Letting the curry boil hard once the chicken is in. Target: A gentle simmer — small bubbles breaking lazily, not a rolling boil. Why it matters: A violent boil seizes the chicken proteins and squeezes them dry, and it can also make the coconut sauce split into oil and curdled solids. Low, steady heat keeps the chicken thigh tender and the sauce smooth. What to do: Bring it just to a simmer, then hold it there; thighs are forgiving but still want gentle heat. Cook until the chicken is fully done — opaque all the way through with no pink at the center and the juices running clear.
Boiling the kaffir lime leaves and Thai basil with everything else. Target: Lime leaves torn in near the end; Thai basil stirred in during the last minute, off or nearly off the heat. Why it matters: Their aroma lives in volatile oils that evaporate fast. Long simmering boils that fragrance away and leaves the basil black and bitter, so the bright top notes that define the curry vanish. What to do: Build and season the body of the curry first, then add the torn lime leaves and basil right at the finish so their perfume stays in the bowl.
Seasoning with fish sauce too early and too blindly. Target: Fish sauce added toward the end, in stages, tasting as you go. Why it matters: Fish sauce (a salty, savory liquid made from fermented fish) is the salt of the dish and it concentrates as the sauce reduces. Dumping it in at the start risks an over-salty, flat curry once it cooks down, with no easy way back. What to do: Underseason early, then adjust with fish sauce at the end and balance against a little palm sugar; the target is salty-savory lifted by sweetness and chili heat, not salt alone.
What to look for
- Cracked coconut cream: a slick of clear orange-red oil pooling and shimmering on the surface, and a toasted, fragrant smell. That separated oil is the signal the paste is frying, not stewing.

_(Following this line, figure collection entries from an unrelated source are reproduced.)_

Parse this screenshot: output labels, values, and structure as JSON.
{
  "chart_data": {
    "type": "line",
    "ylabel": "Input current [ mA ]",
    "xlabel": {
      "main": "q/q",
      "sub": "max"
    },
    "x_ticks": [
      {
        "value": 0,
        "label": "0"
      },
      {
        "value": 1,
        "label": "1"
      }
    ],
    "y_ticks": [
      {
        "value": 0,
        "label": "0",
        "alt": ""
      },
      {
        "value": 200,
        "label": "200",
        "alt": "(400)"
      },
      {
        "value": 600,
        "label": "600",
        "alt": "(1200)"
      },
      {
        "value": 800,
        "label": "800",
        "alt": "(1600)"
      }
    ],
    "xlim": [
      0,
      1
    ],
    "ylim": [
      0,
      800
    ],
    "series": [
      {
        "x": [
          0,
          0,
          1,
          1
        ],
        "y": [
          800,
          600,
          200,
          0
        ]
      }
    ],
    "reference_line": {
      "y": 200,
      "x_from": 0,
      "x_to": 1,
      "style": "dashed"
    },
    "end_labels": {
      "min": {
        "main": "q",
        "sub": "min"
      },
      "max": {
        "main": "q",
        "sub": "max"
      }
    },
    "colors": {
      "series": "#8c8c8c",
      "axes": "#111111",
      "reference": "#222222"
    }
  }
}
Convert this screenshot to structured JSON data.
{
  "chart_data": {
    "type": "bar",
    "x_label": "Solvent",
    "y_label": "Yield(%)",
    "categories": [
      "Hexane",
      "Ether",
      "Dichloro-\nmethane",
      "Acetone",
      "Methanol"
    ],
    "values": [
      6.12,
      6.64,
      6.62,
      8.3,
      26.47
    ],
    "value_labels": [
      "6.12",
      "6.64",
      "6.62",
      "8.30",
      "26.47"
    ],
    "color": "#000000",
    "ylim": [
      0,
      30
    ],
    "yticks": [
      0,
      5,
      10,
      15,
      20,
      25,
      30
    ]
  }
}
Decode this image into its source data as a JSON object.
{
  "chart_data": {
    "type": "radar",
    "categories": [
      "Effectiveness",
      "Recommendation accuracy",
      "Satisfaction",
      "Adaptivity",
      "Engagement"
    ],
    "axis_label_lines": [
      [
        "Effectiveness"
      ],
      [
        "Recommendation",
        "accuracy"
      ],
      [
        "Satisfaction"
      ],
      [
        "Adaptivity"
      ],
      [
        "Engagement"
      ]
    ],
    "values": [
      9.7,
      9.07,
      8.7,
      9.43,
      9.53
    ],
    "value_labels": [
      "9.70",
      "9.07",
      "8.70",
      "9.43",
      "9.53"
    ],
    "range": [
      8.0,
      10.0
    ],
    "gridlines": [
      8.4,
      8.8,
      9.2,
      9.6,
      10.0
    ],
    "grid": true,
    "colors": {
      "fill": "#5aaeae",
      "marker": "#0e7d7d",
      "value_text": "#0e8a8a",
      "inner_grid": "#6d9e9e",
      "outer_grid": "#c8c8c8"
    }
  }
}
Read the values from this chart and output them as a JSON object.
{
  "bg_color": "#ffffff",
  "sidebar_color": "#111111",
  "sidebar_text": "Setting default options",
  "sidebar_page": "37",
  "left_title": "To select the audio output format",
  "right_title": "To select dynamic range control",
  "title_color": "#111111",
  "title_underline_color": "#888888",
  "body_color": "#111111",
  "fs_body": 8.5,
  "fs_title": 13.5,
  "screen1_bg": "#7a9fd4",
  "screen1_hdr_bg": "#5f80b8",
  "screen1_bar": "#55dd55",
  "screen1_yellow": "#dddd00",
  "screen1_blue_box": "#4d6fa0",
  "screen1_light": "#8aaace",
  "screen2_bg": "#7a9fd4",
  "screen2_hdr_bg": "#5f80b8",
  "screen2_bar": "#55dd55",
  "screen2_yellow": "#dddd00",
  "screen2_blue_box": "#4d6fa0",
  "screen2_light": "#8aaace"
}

- Properly cooked chicken: firm and opaque all the way through, with clear (not pink) juices. Bite-sized thigh pieces should be tender but never translucent at the center.
- Thai eggplant: just-tender when pierced, still holding its round shape and pale color. Collapsed and brown means it has gone past done and into mush.
- Finished curry: a thin film of red-tinted oil floating on a glossy, deep-colored sauce, with the herbs bright green on top. That sheen of oil riding on the surface is the classic look of a red curry that was built correctly.
A note on history
Gaeng phed (แกงเผ็ด) is among the older Thai curries and is associated with central Thailand, built on a paste of dried red chilies with aromatics such as lemongrass, galangal, garlic, shallots, and shrimp paste, then cooked in coconut milk (Wikipedia: Red curry). Its lineage reflects long cultural exchange: paste-based seasonings in the region predate the chili, and the dried red chilies that give this curry its color and heat arrived with Portuguese contact in the 16th century (Wikipedia: Red curry). The red ("phed," meaning hot/spicy) paste is distinct from the green-curry paste built on fresh green chilies.